Once again, many of the top trigrams contain a mix of many common articles. This time, we can see even more of the difference between the Twitter dataset as compared to the blogs and news datasets. Here, we are able to the see that the phrase “thanks for the follow” appears to be among the most common for Twitter (with the trigrams “thanks for the”, “thank you for” and “for the follow” occupying three of the top ten most frequent trigrams).

Again, we also see that this time the percent share of each top word is essentially 0 for almost every trigram – with the exception of “thanks for the” making up 0.1% of all trigrams in the Twitter dataset. This again relates back to the point I mentioned earlier when speaking about bigrams.

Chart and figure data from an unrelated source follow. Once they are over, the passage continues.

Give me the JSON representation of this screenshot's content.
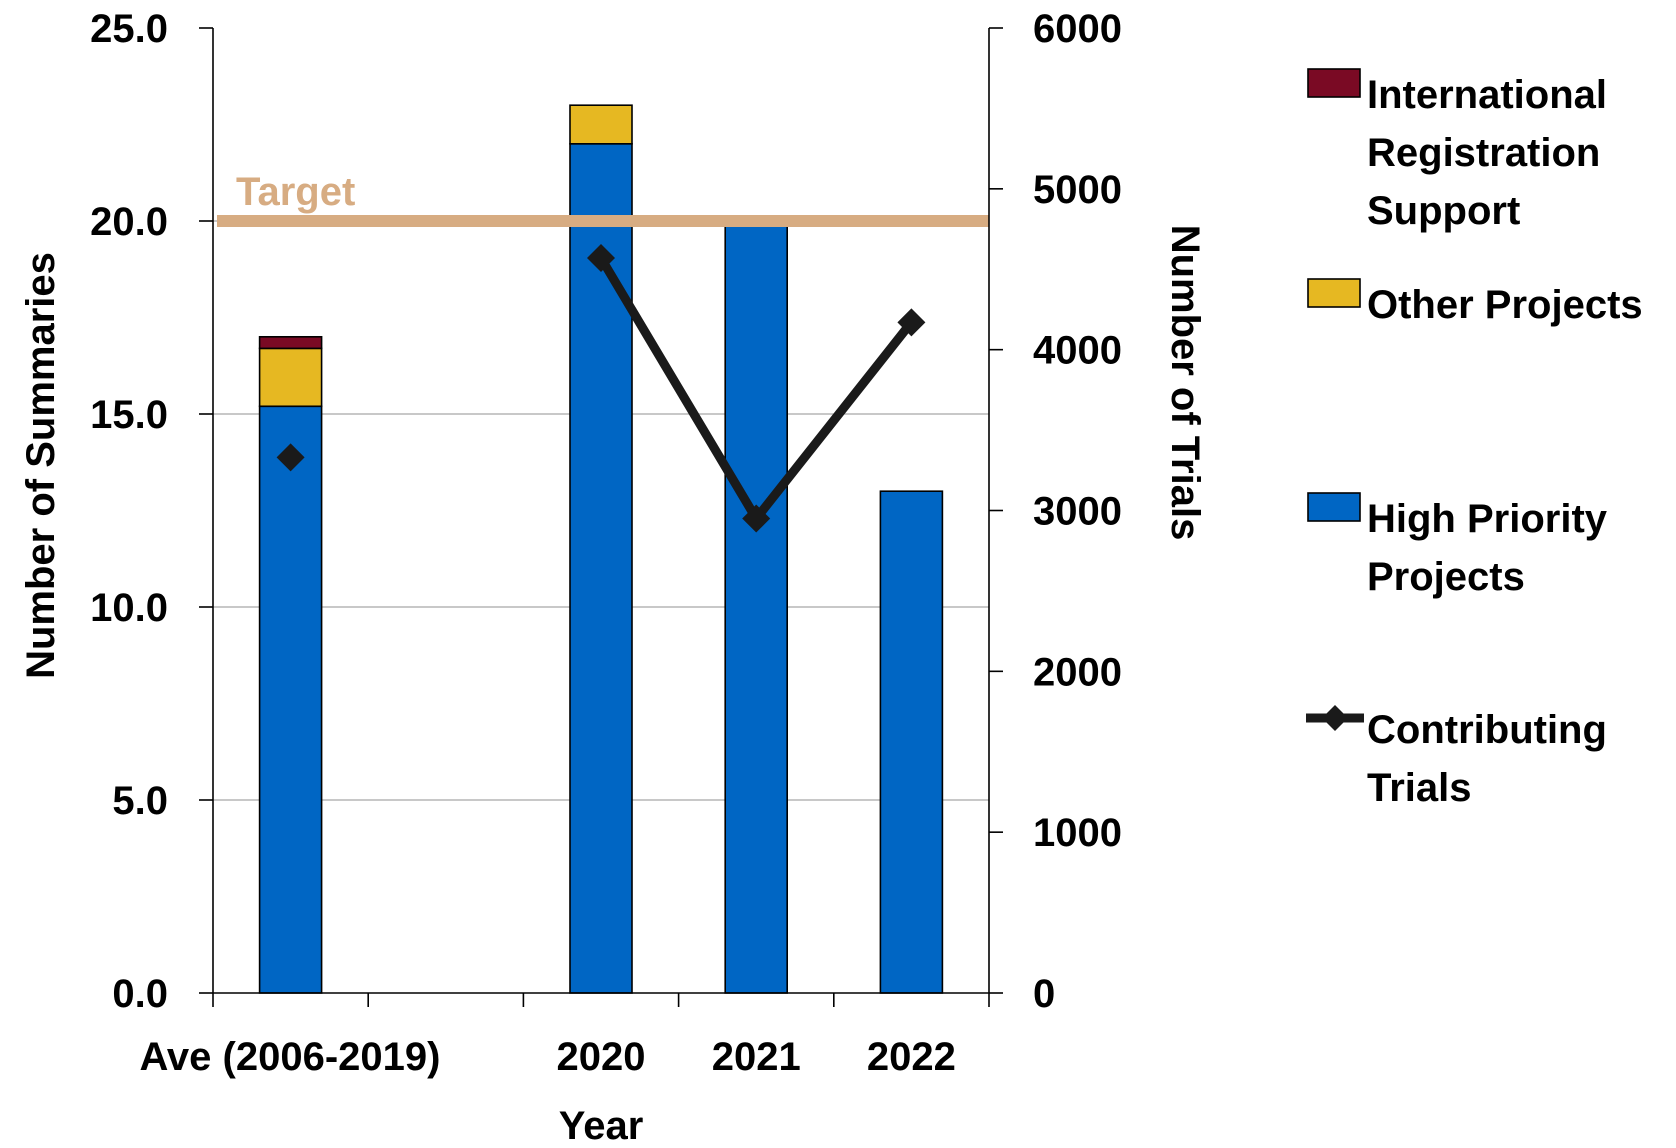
{
  "chart_data": {
    "type": "bar",
    "stacked": true,
    "categories": [
      "Ave (2006-2019)",
      "",
      "2020",
      "2021",
      "2022"
    ],
    "series": [
      {
        "name": "High Priority Projects",
        "axis": "left",
        "color": "#0066C4",
        "values": [
          15.2,
          null,
          22.0,
          20.0,
          13.0
        ]
      },
      {
        "name": "Other Projects",
        "axis": "left",
        "color": "#E6B822",
        "values": [
          1.5,
          null,
          1.0,
          0,
          0
        ]
      },
      {
        "name": "International Registration Support",
        "axis": "left",
        "color": "#7A0A24",
        "values": [
          0.3,
          null,
          0,
          0,
          0
        ]
      },
      {
        "name": "Contributing Trials",
        "axis": "right",
        "type": "line",
        "color": "#1a1a1a",
        "values": [
          3330,
          null,
          4570,
          2950,
          4170
        ],
        "connected_from_index": 2
      }
    ],
    "target": {
      "label": "Target",
      "value": 20.0,
      "color": "#D7AC82"
    },
    "xlabel": "Year",
    "ylabel": "Number of Summaries",
    "y2label": "Number of Trials",
    "ylim": [
      0,
      25
    ],
    "y2lim": [
      0,
      6000
    ],
    "yticks": [
      "0.0",
      "5.0",
      "10.0",
      "15.0",
      "20.0",
      "25.0"
    ],
    "y2ticks": [
      "0",
      "1000",
      "2000",
      "3000",
      "4000",
      "5000",
      "6000"
    ],
    "grid": "horizontal",
    "legend_position": "right",
    "legend": [
      {
        "series": "International Registration Support",
        "lines": [
          "International",
          "Registration",
          "Support"
        ],
        "kind": "box",
        "color": "#7A0A24"
      },
      {
        "series": "Other Projects",
        "lines": [
          "Other Projects"
        ],
        "kind": "box",
        "color": "#E6B822"
      },
      {
        "series": "High Priority Projects",
        "lines": [
          "High Priority",
          "Projects"
        ],
        "kind": "box",
        "color": "#0066C4"
      },
      {
        "series": "Contributing Trials",
        "lines": [
          "Contributing",
          "Trials"
        ],
        "kind": "line",
        "color": "#1a1a1a"
      }
    ]
  }
}
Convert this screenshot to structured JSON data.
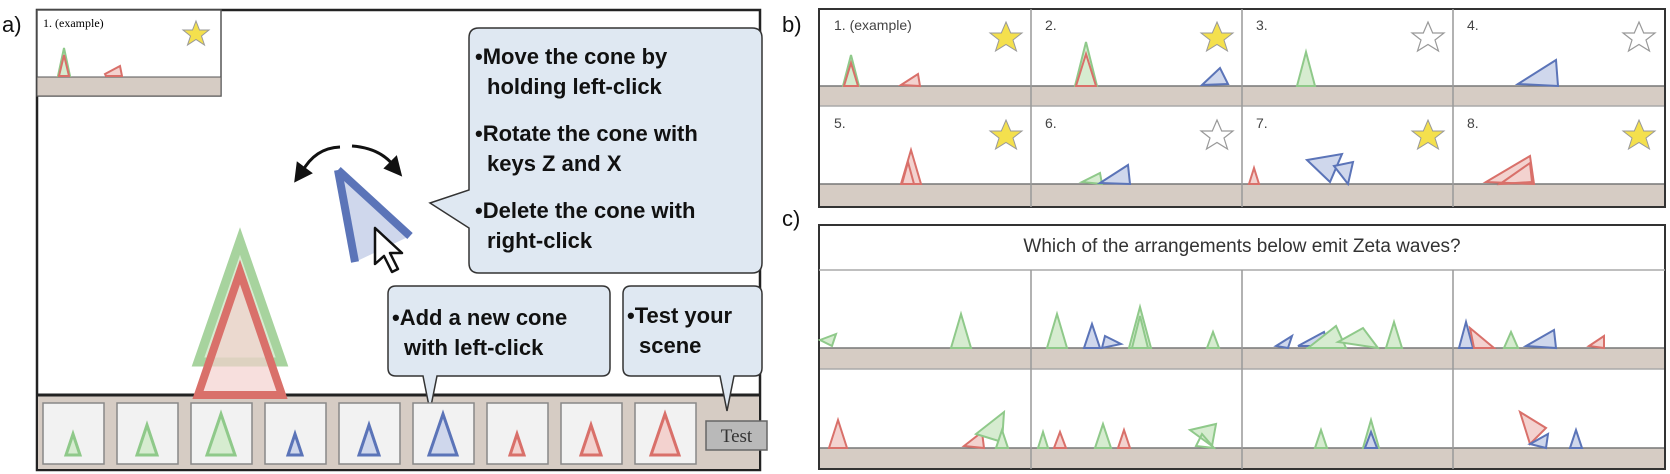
{
  "panels": {
    "a": "a)",
    "b": "b)",
    "c": "c)"
  },
  "panel_a": {
    "example_label": "1. (example)",
    "callouts": {
      "main": [
        "•Move the cone by",
        "holding left-click",
        "•Rotate the cone with",
        "keys Z and X",
        "•Delete the cone with",
        "right-click"
      ],
      "add": [
        "•Add a new cone",
        "with left-click"
      ],
      "test": [
        "•Test your",
        "scene"
      ]
    },
    "test_button": "Test",
    "palette": [
      {
        "color": "green",
        "size": "small"
      },
      {
        "color": "green",
        "size": "medium"
      },
      {
        "color": "green",
        "size": "large"
      },
      {
        "color": "blue",
        "size": "small"
      },
      {
        "color": "blue",
        "size": "medium"
      },
      {
        "color": "blue",
        "size": "large"
      },
      {
        "color": "red",
        "size": "small"
      },
      {
        "color": "red",
        "size": "medium"
      },
      {
        "color": "red",
        "size": "large"
      }
    ]
  },
  "panel_b": {
    "scenes": [
      {
        "label": "1. (example)",
        "star": true
      },
      {
        "label": "2.",
        "star": true
      },
      {
        "label": "3.",
        "star": false
      },
      {
        "label": "4.",
        "star": false
      },
      {
        "label": "5.",
        "star": true
      },
      {
        "label": "6.",
        "star": false
      },
      {
        "label": "7.",
        "star": true
      },
      {
        "label": "8.",
        "star": true
      }
    ]
  },
  "panel_c": {
    "question": "Which of the arrangements below emit Zeta waves?"
  },
  "colors": {
    "green_stroke": "#8fc98a",
    "green_fill": "#d6ecd0",
    "red_stroke": "#d9706a",
    "red_fill": "#f3d2cf",
    "blue_stroke": "#5b74b8",
    "blue_fill": "#cfd7ec",
    "ground": "#d6ccc4",
    "callout_fill": "#dfe8f2",
    "star_yellow": "#f4e04d"
  }
}
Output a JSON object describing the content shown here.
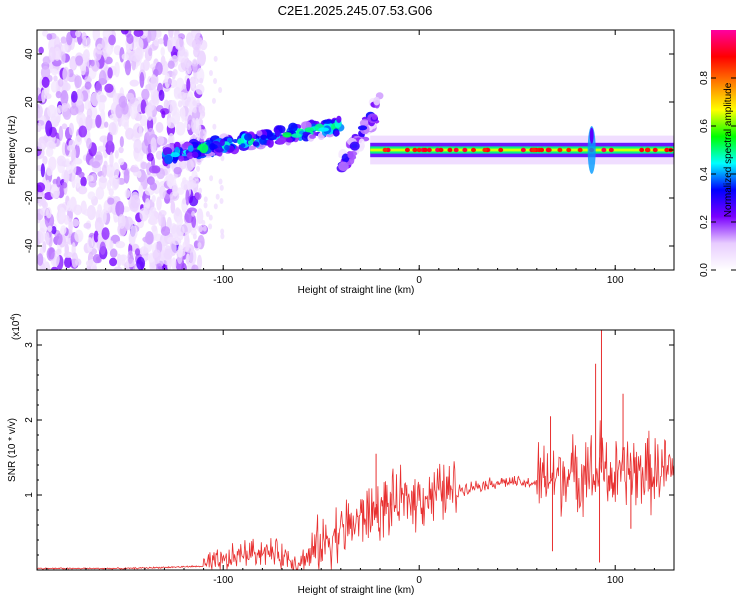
{
  "chart_data": [
    {
      "type": "heatmap",
      "title": "C2E1.2025.245.07.53.G06",
      "xlabel": "Height of straight line (km)",
      "ylabel": "Frequency (Hz)",
      "xlim": [
        -195,
        130
      ],
      "ylim": [
        -50,
        50
      ],
      "x_ticks": [
        -100,
        0,
        100
      ],
      "y_ticks": [
        -40,
        -20,
        0,
        20,
        40
      ],
      "colorbar": {
        "label": "Normalized spectral amplitude",
        "range": [
          0,
          1
        ],
        "ticks": [
          0.0,
          0.2,
          0.4,
          0.6,
          0.8
        ],
        "tick_labels": [
          "0.0",
          "0.2",
          "0.4",
          "0.6",
          "0.8"
        ],
        "colors": [
          "#ffffff",
          "#e8ccff",
          "#7a00ff",
          "#0000ff",
          "#00ffff",
          "#00ff00",
          "#ffff00",
          "#ff8000",
          "#ff0000",
          "#ff00a0"
        ]
      },
      "features": [
        {
          "name": "noise region",
          "x_range": [
            -195,
            -120
          ],
          "freq_range": [
            -50,
            50
          ],
          "amplitude": 0.15
        },
        {
          "name": "tilted signal band",
          "x_range": [
            -130,
            -40
          ],
          "freq_start": -2,
          "freq_end": 10,
          "amplitude": 0.45
        },
        {
          "name": "secondary tilted band",
          "x_range": [
            -40,
            -20
          ],
          "freq_start": -8,
          "freq_end": 20,
          "amplitude": 0.3
        },
        {
          "name": "steady carrier",
          "x_range": [
            -25,
            130
          ],
          "freq": 0,
          "amplitude": 0.85
        },
        {
          "name": "spike",
          "x": 88,
          "freq_range": [
            -10,
            10
          ],
          "amplitude": 0.4
        }
      ]
    },
    {
      "type": "line",
      "xlabel": "Height of straight line (km)",
      "ylabel": "SNR (10 * v/v)",
      "y_multiplier": "(x10^4)",
      "y_multiplier_base": "(x10",
      "y_multiplier_exp": "4",
      "y_multiplier_close": ")",
      "xlim": [
        -195,
        130
      ],
      "ylim": [
        0,
        3.2
      ],
      "x_ticks": [
        -100,
        0,
        100
      ],
      "y_ticks": [
        1,
        2,
        3
      ],
      "color": "#e83030",
      "series": [
        {
          "name": "SNR",
          "x": [
            -195,
            -150,
            -110,
            -100,
            -90,
            -80,
            -70,
            -62,
            -55,
            -45,
            -35,
            -25,
            -15,
            -5,
            5,
            15,
            25,
            35,
            45,
            55,
            65,
            70,
            75,
            80,
            85,
            88,
            90,
            92,
            95,
            100,
            105,
            110,
            120,
            130
          ],
          "y": [
            0.02,
            0.02,
            0.05,
            0.1,
            0.22,
            0.25,
            0.2,
            0.1,
            0.2,
            0.45,
            0.6,
            0.75,
            0.85,
            0.95,
            1.0,
            1.05,
            1.1,
            1.15,
            1.18,
            1.15,
            1.2,
            1.25,
            1.3,
            1.2,
            1.4,
            1.3,
            1.1,
            1.5,
            1.3,
            1.2,
            1.35,
            1.3,
            1.3,
            1.3
          ]
        }
      ],
      "spikes": [
        {
          "x": -22,
          "y": 1.55
        },
        {
          "x": -14,
          "y": 1.02
        },
        {
          "x": 67,
          "y": 2.05
        },
        {
          "x": 68,
          "y": 0.25
        },
        {
          "x": 90,
          "y": 2.75
        },
        {
          "x": 92,
          "y": 0.1
        },
        {
          "x": 93,
          "y": 3.2
        },
        {
          "x": 97,
          "y": 1.05
        },
        {
          "x": 104,
          "y": 2.35
        },
        {
          "x": 108,
          "y": 0.55
        }
      ]
    }
  ]
}
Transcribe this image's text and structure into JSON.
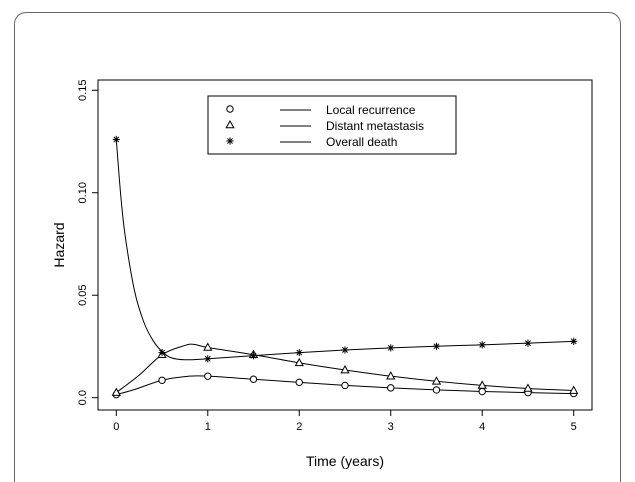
{
  "chart_data": {
    "type": "line",
    "title": "",
    "xlabel": "Time (years)",
    "ylabel": "Hazard",
    "xlim": [
      -0.2,
      5.2
    ],
    "ylim": [
      -0.006,
      0.155
    ],
    "xticks": [
      0,
      1,
      2,
      3,
      4,
      5
    ],
    "xtick_labels": [
      "0",
      "1",
      "2",
      "3",
      "4",
      "5"
    ],
    "yticks": [
      0.0,
      0.05,
      0.1,
      0.15
    ],
    "ytick_labels": [
      "0.0",
      "0.05",
      "0.10",
      "0.15"
    ],
    "grid": false,
    "legend_position": "top-center",
    "series": [
      {
        "name": "Local recurrence",
        "marker": "circle",
        "x": [
          0,
          0.5,
          1,
          1.5,
          2,
          2.5,
          3,
          3.5,
          4,
          4.5,
          5
        ],
        "y": [
          0.0015,
          0.0085,
          0.0105,
          0.009,
          0.0075,
          0.006,
          0.0048,
          0.0038,
          0.003,
          0.0025,
          0.002
        ],
        "curve_x": [
          0,
          0.2,
          0.5,
          0.8,
          1,
          1.5,
          2,
          2.5,
          3,
          3.5,
          4,
          4.5,
          5
        ],
        "curve_y": [
          0.0015,
          0.004,
          0.0085,
          0.0105,
          0.0105,
          0.009,
          0.0075,
          0.006,
          0.0048,
          0.0038,
          0.003,
          0.0025,
          0.002
        ]
      },
      {
        "name": "Distant metastasis",
        "marker": "triangle",
        "x": [
          0,
          0.5,
          1,
          1.5,
          2,
          2.5,
          3,
          3.5,
          4,
          4.5,
          5
        ],
        "y": [
          0.0025,
          0.021,
          0.0245,
          0.021,
          0.017,
          0.0135,
          0.0105,
          0.008,
          0.006,
          0.0045,
          0.0035
        ],
        "curve_x": [
          0,
          0.25,
          0.5,
          0.75,
          0.85,
          1,
          1.5,
          2,
          2.5,
          3,
          3.5,
          4,
          4.5,
          5
        ],
        "curve_y": [
          0.0025,
          0.011,
          0.021,
          0.0255,
          0.026,
          0.0245,
          0.021,
          0.017,
          0.0135,
          0.0105,
          0.008,
          0.006,
          0.0045,
          0.0035
        ]
      },
      {
        "name": "Overall death",
        "marker": "star",
        "x": [
          0,
          0.5,
          1,
          1.5,
          2,
          2.5,
          3,
          3.5,
          4,
          4.5,
          5
        ],
        "y": [
          0.126,
          0.022,
          0.019,
          0.0205,
          0.022,
          0.0233,
          0.0243,
          0.0251,
          0.0258,
          0.0266,
          0.0275
        ],
        "curve_x": [
          0,
          0.05,
          0.1,
          0.2,
          0.3,
          0.4,
          0.5,
          0.6,
          0.75,
          1,
          1.5,
          2,
          2.5,
          3,
          3.5,
          4,
          4.5,
          5
        ],
        "curve_y": [
          0.126,
          0.098,
          0.078,
          0.052,
          0.037,
          0.028,
          0.0225,
          0.0195,
          0.0185,
          0.019,
          0.0205,
          0.022,
          0.0233,
          0.0243,
          0.0251,
          0.0258,
          0.0266,
          0.0275
        ]
      }
    ]
  }
}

Whats Next: Model & App Creation

The next part of this project involves the creation of the actual prediction model itself, which will then be used in the final Shiny app. To do this, I think I will pivot away from the tm and tokenizers packages and instead opt to use the Quanteda package. Quanteda provides many useful text processing and tokenizing functions that should help streamline the entire analytic and modeling process. First, we will most likely sample a small training set worth of data from the main datasets, at least just for the initial model creation process (we don’t want to bog down our algorithms too much, so it is imperative that we maintain a fine balance between dataset size and loading/response times for our model). From there, we will convert each training set into a corpus, create tokens and n-grams (while removing punctuation, numbers, URLs, symbols, profanity, and unnecessary words), and put that all into a document-feature matrix. Once we have our data in that form, it will enable us to create our prediction model easier. Additionally, I am planning on using the Katz backoff smoothing method to assign non-zero probabilities for less likely n-grams.